A drive mode selector lets you pick from “Normal”, “Sport”, and “Individual”. Each alters throttle response and steering feel. I left it in “Sport” for most of my time with it. In any mode, the Si is quick enough to be fun but not fast enough to land you in trouble and that’s exactly the combination you want on public roads. It’s also very efficient. Even with a heavy foot, I got a combined 7.1L/100 km over a mix of wintry roads.
Handling as you’d expect belies its humble front-wheel drive underpinnings. There’s only a small amount of roll, the brakes have excellent feel, and there’s very little understeer present unless you do something stupid. And thanks to that torque hitting a bit lower down on the scale, corner exits are very satisfying indeed. The whole car acts as a single piece, the shifter, clutch, steering, brakes, all complement each other. Even the ride is just stiff enough without being uncomfortable and on the highway, it’s planted in a way a Civic has never been. Driving the Si is a fluid experience. Even with fake engine audio pumped in it delivers a load of character that you just don’t get at this price point.
In Canada, the Si is priced at $33,150, a bargain for what you’re getting. It’s got everything you get in a “Touring” trimmed sedan minus the leather interior, and we even get things that the US market doesn’t, like a fully digital gauge cluster, heated seats, and a set of awesome shift lights that makes driving it more of an event.

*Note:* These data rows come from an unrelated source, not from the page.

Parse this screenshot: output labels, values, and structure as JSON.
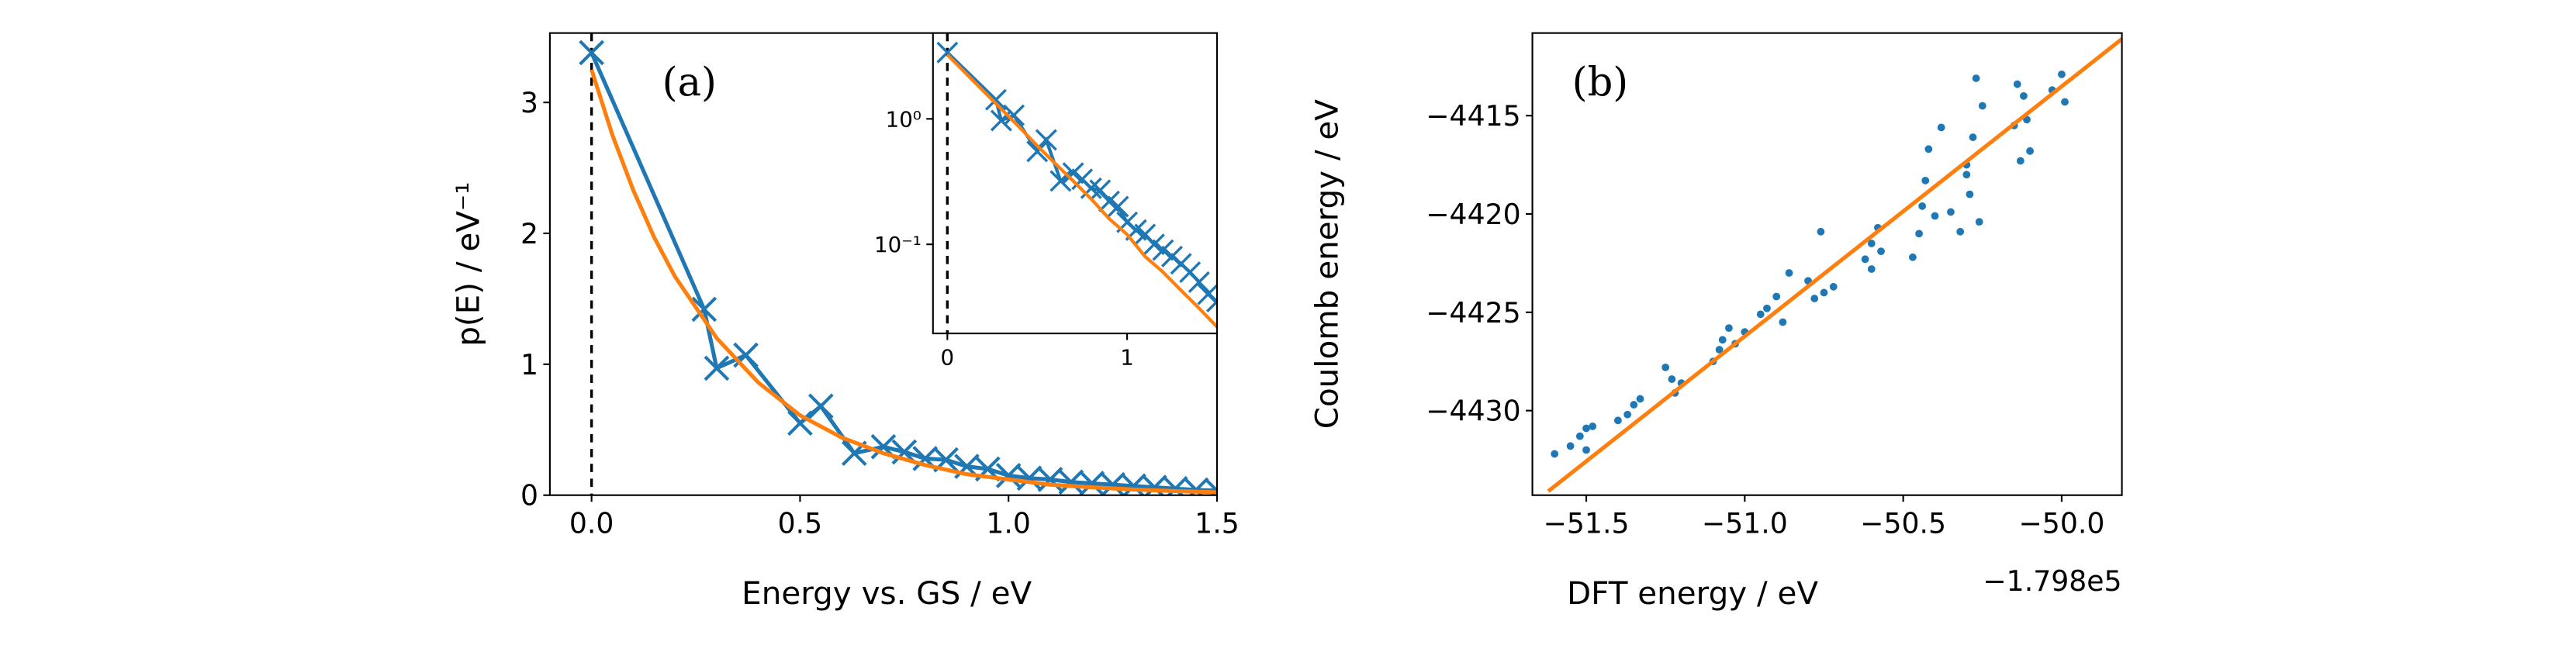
{
  "chart_data": [
    {
      "type": "line",
      "panel_label": "(a)",
      "x_label": "Energy vs. GS  / eV",
      "y_label": "p(E)  / eV⁻¹",
      "xlim": [
        -0.1,
        1.5
      ],
      "ylim": [
        0,
        3.53
      ],
      "xticks": [
        {
          "value": 0,
          "label": "0.0"
        },
        {
          "value": 0.5,
          "label": "0.5"
        },
        {
          "value": 1,
          "label": "1.0"
        },
        {
          "value": 1.5,
          "label": "1.5"
        }
      ],
      "yticks": [
        0,
        1,
        2,
        3
      ],
      "vline": 0,
      "series": [
        {
          "color": "#1f77b4",
          "marker": "x",
          "x": [
            0,
            0.27,
            0.3,
            0.37,
            0.5,
            0.55,
            0.63,
            0.7,
            0.75,
            0.8,
            0.85,
            0.9,
            0.95,
            1.0,
            1.05,
            1.1,
            1.15,
            1.2,
            1.25,
            1.3,
            1.35,
            1.4,
            1.45,
            1.5
          ],
          "values": [
            3.38,
            1.42,
            0.97,
            1.07,
            0.55,
            0.68,
            0.32,
            0.37,
            0.33,
            0.28,
            0.27,
            0.22,
            0.2,
            0.15,
            0.13,
            0.12,
            0.1,
            0.09,
            0.08,
            0.07,
            0.06,
            0.05,
            0.04,
            0.035
          ]
        },
        {
          "color": "#ff7f0e",
          "x": [
            0,
            0.05,
            0.1,
            0.15,
            0.2,
            0.3,
            0.4,
            0.5,
            0.6,
            0.7,
            0.8,
            0.9,
            1.0,
            1.1,
            1.2,
            1.3,
            1.4,
            1.5
          ],
          "values": [
            3.25,
            2.75,
            2.33,
            1.97,
            1.67,
            1.2,
            0.86,
            0.61,
            0.44,
            0.32,
            0.23,
            0.16,
            0.12,
            0.08,
            0.06,
            0.043,
            0.031,
            0.022
          ]
        }
      ],
      "inset": {
        "log_y": true,
        "xlim": [
          -0.08,
          1.5
        ],
        "ylim": [
          0.0195,
          4.83
        ],
        "xticks": [
          0,
          1
        ],
        "yticks": [
          {
            "value": 1,
            "label": "10⁰"
          },
          {
            "value": 0.1,
            "label": "10⁻¹"
          }
        ]
      }
    },
    {
      "type": "scatter",
      "panel_label": "(b)",
      "x_label": "DFT energy  / eV",
      "x_offset_label": "−1.798e5",
      "y_label": "Coulomb energy  / eV",
      "xlim": [
        -51.67,
        -49.81
      ],
      "ylim": [
        -4434.3,
        -4410.8
      ],
      "xticks": [
        {
          "value": -51.5,
          "label": "−51.5"
        },
        {
          "value": -51,
          "label": "−51.0"
        },
        {
          "value": -50.5,
          "label": "−50.5"
        },
        {
          "value": -50,
          "label": "−50.0"
        }
      ],
      "yticks": [
        {
          "value": -4415,
          "label": "−4415"
        },
        {
          "value": -4420,
          "label": "−4420"
        },
        {
          "value": -4425,
          "label": "−4425"
        },
        {
          "value": -4430,
          "label": "−4430"
        }
      ],
      "series": [
        {
          "color": "#1f77b4",
          "x": [
            -51.6,
            -51.55,
            -51.52,
            -51.5,
            -51.48,
            -51.5,
            -51.4,
            -51.37,
            -51.35,
            -51.33,
            -51.25,
            -51.23,
            -51.22,
            -51.2,
            -51.1,
            -51.08,
            -51.07,
            -51.05,
            -51.03,
            -51.0,
            -50.95,
            -50.93,
            -50.9,
            -50.88,
            -50.86,
            -50.8,
            -50.78,
            -50.76,
            -50.75,
            -50.72,
            -50.62,
            -50.6,
            -50.58,
            -50.6,
            -50.57,
            -50.45,
            -50.43,
            -50.42,
            -50.4,
            -50.38,
            -50.47,
            -50.44,
            -50.32,
            -50.3,
            -50.28,
            -50.27,
            -50.26,
            -50.25,
            -50.3,
            -50.29,
            -50.15,
            -50.14,
            -50.12,
            -50.1,
            -50.13,
            -50.11,
            -50.03,
            -50.0,
            -49.99,
            -50.35
          ],
          "values": [
            -4432.2,
            -4431.8,
            -4431.3,
            -4430.9,
            -4430.8,
            -4432.0,
            -4430.5,
            -4430.2,
            -4429.7,
            -4429.4,
            -4427.8,
            -4428.4,
            -4429.1,
            -4428.6,
            -4427.5,
            -4426.9,
            -4426.4,
            -4425.8,
            -4426.6,
            -4426.0,
            -4425.1,
            -4424.8,
            -4424.2,
            -4425.5,
            -4423.0,
            -4423.4,
            -4424.3,
            -4420.9,
            -4424.0,
            -4423.7,
            -4422.3,
            -4421.5,
            -4420.7,
            -4422.8,
            -4421.9,
            -4421.0,
            -4418.3,
            -4416.7,
            -4420.1,
            -4415.6,
            -4422.2,
            -4419.6,
            -4420.9,
            -4418.0,
            -4416.1,
            -4413.1,
            -4420.4,
            -4414.5,
            -4417.5,
            -4419.0,
            -4415.5,
            -4413.4,
            -4414.0,
            -4416.8,
            -4417.3,
            -4415.2,
            -4413.7,
            -4412.9,
            -4414.3,
            -4419.9
          ]
        },
        {
          "color": "#ff7f0e",
          "line": true,
          "x": [
            -51.62,
            -49.81
          ],
          "values": [
            -4434.1,
            -4411.1
          ]
        }
      ]
    }
  ]
}
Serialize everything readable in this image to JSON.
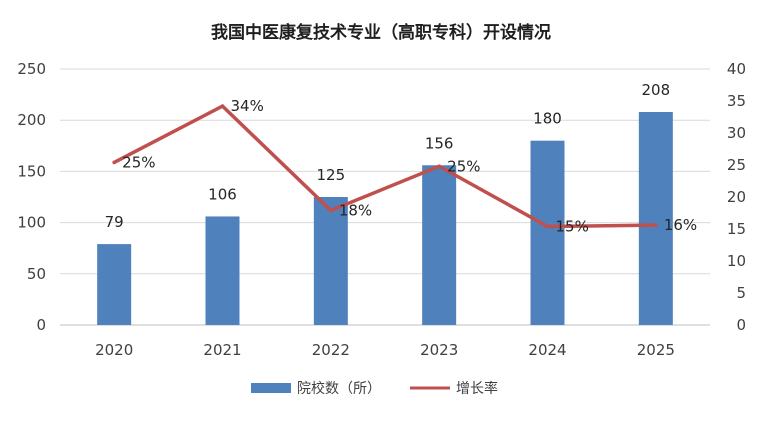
{
  "chart_data": {
    "type": "bar",
    "title": "我国中医康复技术专业（高职专科）开设情况",
    "categories": [
      "2020",
      "2021",
      "2022",
      "2023",
      "2024",
      "2025"
    ],
    "series": [
      {
        "name": "院校数（所）",
        "kind": "bar",
        "axis": "left",
        "color": "#4f81bd",
        "values": [
          79,
          106,
          125,
          156,
          180,
          208
        ],
        "labels": [
          "79",
          "106",
          "125",
          "156",
          "180",
          "208"
        ]
      },
      {
        "name": "增长率",
        "kind": "line",
        "axis": "right",
        "color": "#c0504d",
        "values": [
          25.4,
          34.2,
          17.9,
          24.8,
          15.4,
          15.6
        ],
        "labels": [
          "25%",
          "34%",
          "18%",
          "25%",
          "15%",
          "16%"
        ]
      }
    ],
    "left_axis": {
      "min": 0,
      "max": 250,
      "ticks": [
        0,
        50,
        100,
        150,
        200,
        250
      ]
    },
    "right_axis": {
      "min": 0,
      "max": 40,
      "ticks": [
        0,
        5,
        10,
        15,
        20,
        25,
        30,
        35,
        40
      ]
    },
    "grid": true,
    "legend": "bottom"
  }
}
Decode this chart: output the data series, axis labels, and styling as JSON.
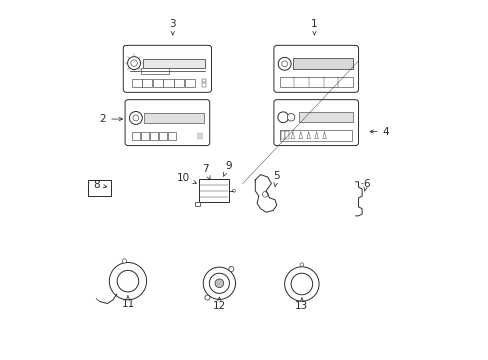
{
  "background_color": "#ffffff",
  "fig_width": 4.89,
  "fig_height": 3.6,
  "dpi": 100,
  "gray": "#2a2a2a",
  "lightgray": "#777777",
  "labels": [
    [
      1,
      0.695,
      0.935,
      0.695,
      0.895
    ],
    [
      2,
      0.105,
      0.67,
      0.17,
      0.67
    ],
    [
      3,
      0.3,
      0.935,
      0.3,
      0.895
    ],
    [
      4,
      0.895,
      0.635,
      0.84,
      0.635
    ],
    [
      5,
      0.59,
      0.51,
      0.585,
      0.48
    ],
    [
      6,
      0.84,
      0.49,
      0.835,
      0.468
    ],
    [
      7,
      0.39,
      0.53,
      0.405,
      0.5
    ],
    [
      8,
      0.088,
      0.487,
      0.118,
      0.48
    ],
    [
      9,
      0.455,
      0.54,
      0.438,
      0.502
    ],
    [
      10,
      0.33,
      0.505,
      0.368,
      0.49
    ],
    [
      11,
      0.175,
      0.155,
      0.175,
      0.178
    ],
    [
      12,
      0.43,
      0.15,
      0.43,
      0.175
    ],
    [
      13,
      0.66,
      0.148,
      0.66,
      0.173
    ]
  ]
}
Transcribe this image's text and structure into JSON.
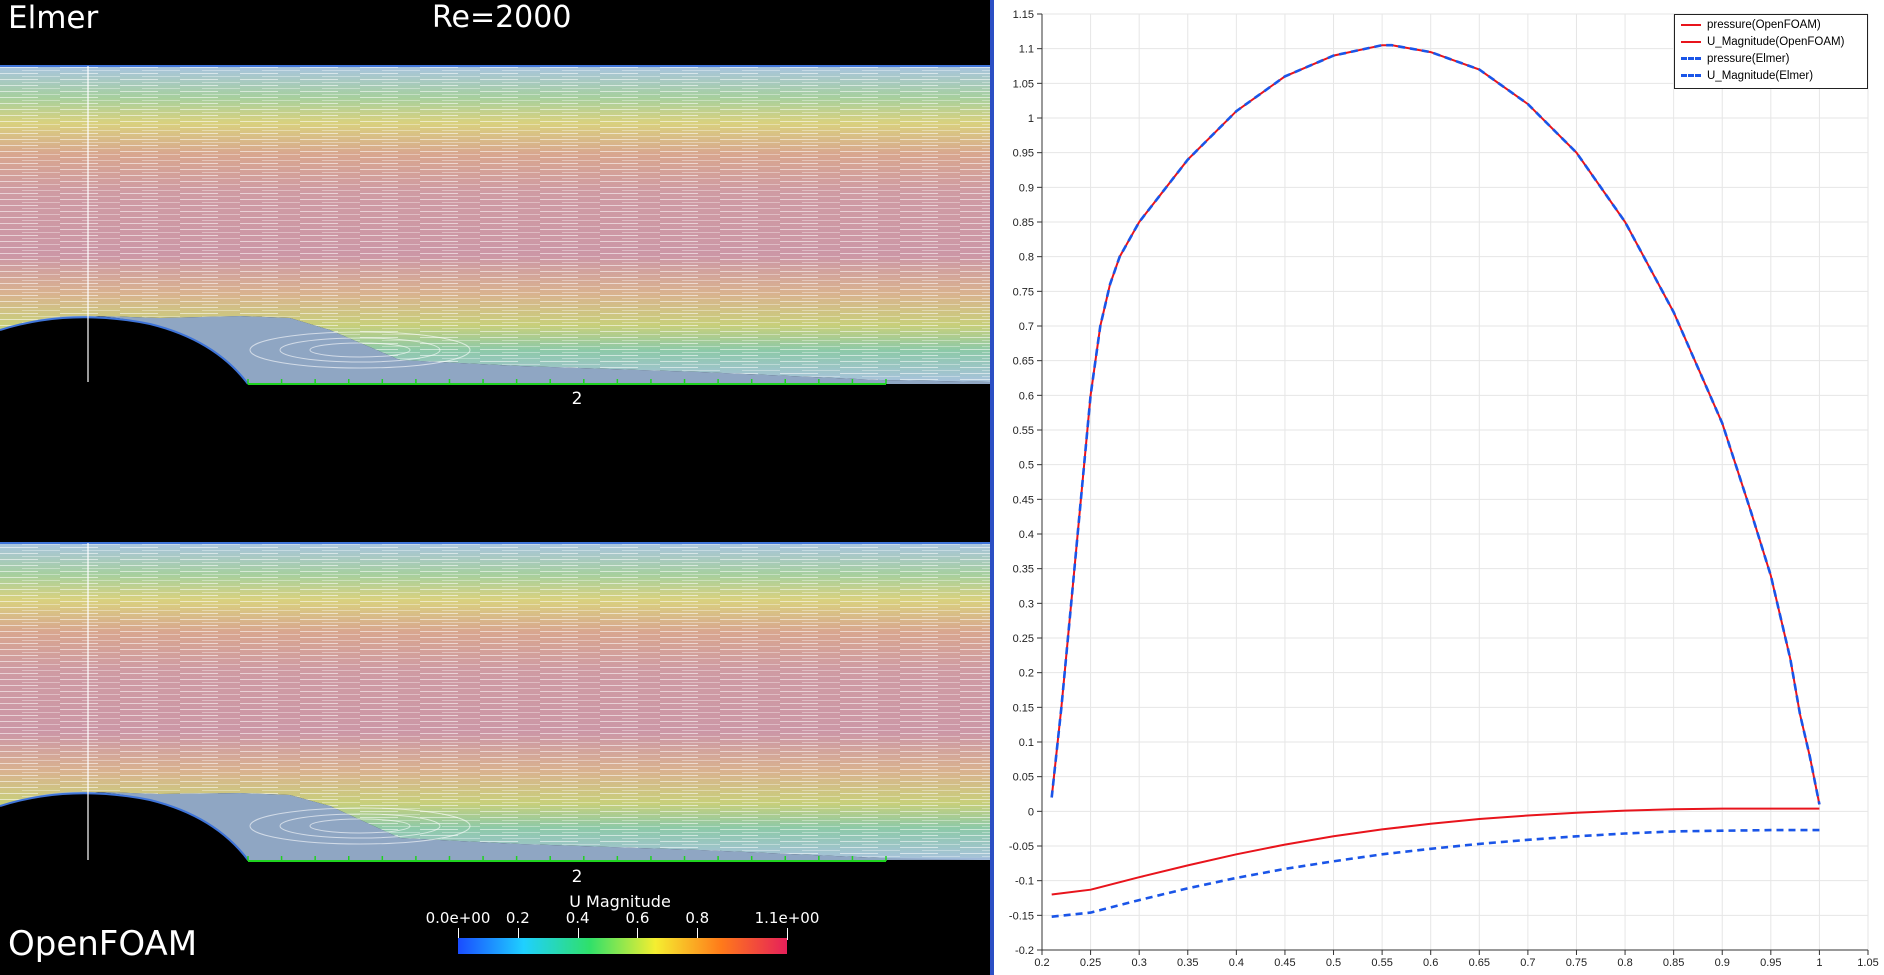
{
  "render_view": {
    "label_top": "Elmer",
    "label_bottom": "OpenFOAM",
    "re_label": "Re=2000",
    "ruler_top_label": "2",
    "ruler_bottom_label": "2",
    "colorbar": {
      "title": "U Magnitude",
      "tick_labels": [
        "0.0e+00",
        "0.2",
        "0.4",
        "0.6",
        "0.8",
        "1.1e+00"
      ],
      "tick_values": [
        0,
        0.2,
        0.4,
        0.6,
        0.8,
        1.1
      ],
      "range": [
        0,
        1.1
      ],
      "colors": [
        "#1a4cff",
        "#1fd0ff",
        "#2fe06a",
        "#f5ee30",
        "#ff7a1a",
        "#e6205a"
      ]
    }
  },
  "chart_data": {
    "type": "line",
    "title": "",
    "xlabel": "",
    "ylabel": "",
    "xlim": [
      0.2,
      1.05
    ],
    "ylim": [
      -0.2,
      1.15
    ],
    "xticks": [
      "0.2",
      "0.25",
      "0.3",
      "0.35",
      "0.4",
      "0.45",
      "0.5",
      "0.55",
      "0.6",
      "0.65",
      "0.7",
      "0.75",
      "0.8",
      "0.85",
      "0.9",
      "0.95",
      "1",
      "1.05"
    ],
    "yticks": [
      "-0.2",
      "-0.15",
      "-0.1",
      "-0.05",
      "0",
      "0.05",
      "0.1",
      "0.15",
      "0.2",
      "0.25",
      "0.3",
      "0.35",
      "0.4",
      "0.45",
      "0.5",
      "0.55",
      "0.6",
      "0.65",
      "0.7",
      "0.75",
      "0.8",
      "0.85",
      "0.9",
      "0.95",
      "1",
      "1.05",
      "1.1",
      "1.15"
    ],
    "grid": true,
    "legend_position": "top-right",
    "series": [
      {
        "name": "pressure(OpenFOAM)",
        "color": "#e8141c",
        "style": "solid",
        "x": [
          0.21,
          0.25,
          0.3,
          0.35,
          0.4,
          0.45,
          0.5,
          0.55,
          0.6,
          0.65,
          0.7,
          0.75,
          0.8,
          0.85,
          0.9,
          0.95,
          1.0
        ],
        "y": [
          -0.12,
          -0.113,
          -0.095,
          -0.078,
          -0.062,
          -0.048,
          -0.036,
          -0.026,
          -0.018,
          -0.011,
          -0.006,
          -0.002,
          0.001,
          0.003,
          0.004,
          0.004,
          0.004
        ]
      },
      {
        "name": "U_Magnitude(OpenFOAM)",
        "color": "#e8141c",
        "style": "solid",
        "x": [
          0.21,
          0.22,
          0.23,
          0.24,
          0.25,
          0.26,
          0.27,
          0.28,
          0.3,
          0.35,
          0.4,
          0.45,
          0.5,
          0.55,
          0.56,
          0.6,
          0.65,
          0.7,
          0.75,
          0.8,
          0.85,
          0.9,
          0.93,
          0.95,
          0.97,
          0.98,
          0.99,
          1.0
        ],
        "y": [
          0.02,
          0.15,
          0.3,
          0.45,
          0.6,
          0.7,
          0.76,
          0.8,
          0.85,
          0.94,
          1.01,
          1.06,
          1.09,
          1.105,
          1.105,
          1.095,
          1.07,
          1.02,
          0.95,
          0.85,
          0.72,
          0.56,
          0.43,
          0.34,
          0.22,
          0.14,
          0.08,
          0.01
        ]
      },
      {
        "name": "pressure(Elmer)",
        "color": "#1a55e8",
        "style": "dashed",
        "x": [
          0.21,
          0.25,
          0.3,
          0.35,
          0.4,
          0.45,
          0.5,
          0.55,
          0.6,
          0.65,
          0.7,
          0.75,
          0.8,
          0.85,
          0.9,
          0.95,
          1.0
        ],
        "y": [
          -0.152,
          -0.146,
          -0.128,
          -0.111,
          -0.096,
          -0.083,
          -0.072,
          -0.062,
          -0.054,
          -0.047,
          -0.041,
          -0.036,
          -0.032,
          -0.029,
          -0.028,
          -0.027,
          -0.027
        ]
      },
      {
        "name": "U_Magnitude(Elmer)",
        "color": "#1a55e8",
        "style": "dashed",
        "x": [
          0.21,
          0.22,
          0.23,
          0.24,
          0.25,
          0.26,
          0.27,
          0.28,
          0.3,
          0.35,
          0.4,
          0.45,
          0.5,
          0.55,
          0.56,
          0.6,
          0.65,
          0.7,
          0.75,
          0.8,
          0.85,
          0.9,
          0.93,
          0.95,
          0.97,
          0.98,
          0.99,
          1.0
        ],
        "y": [
          0.02,
          0.15,
          0.3,
          0.45,
          0.6,
          0.7,
          0.76,
          0.8,
          0.85,
          0.94,
          1.01,
          1.06,
          1.09,
          1.105,
          1.105,
          1.095,
          1.07,
          1.02,
          0.95,
          0.85,
          0.72,
          0.56,
          0.43,
          0.34,
          0.22,
          0.14,
          0.08,
          0.01
        ]
      }
    ]
  }
}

There were few negatives. The backup camera got completely obscured by salt and grime about 5 minutes after I picked it up, and although this one’s more personal, I wish the Si came in hatchback form. Yes, the upcoming Type R will address that, but it will also cost much more.
This is a car I’d happily buy with my own money. On paper, the new Golf GTI has more power and that hatchback configuration I desire, but I will reserve comparing the two until I can get my hands on one. For now, the Si is something to be celebrated. It’s a manual-only beacon shining brightly in a world dominated by crossovers and for the driving enthusiast, it doesn’t come much better.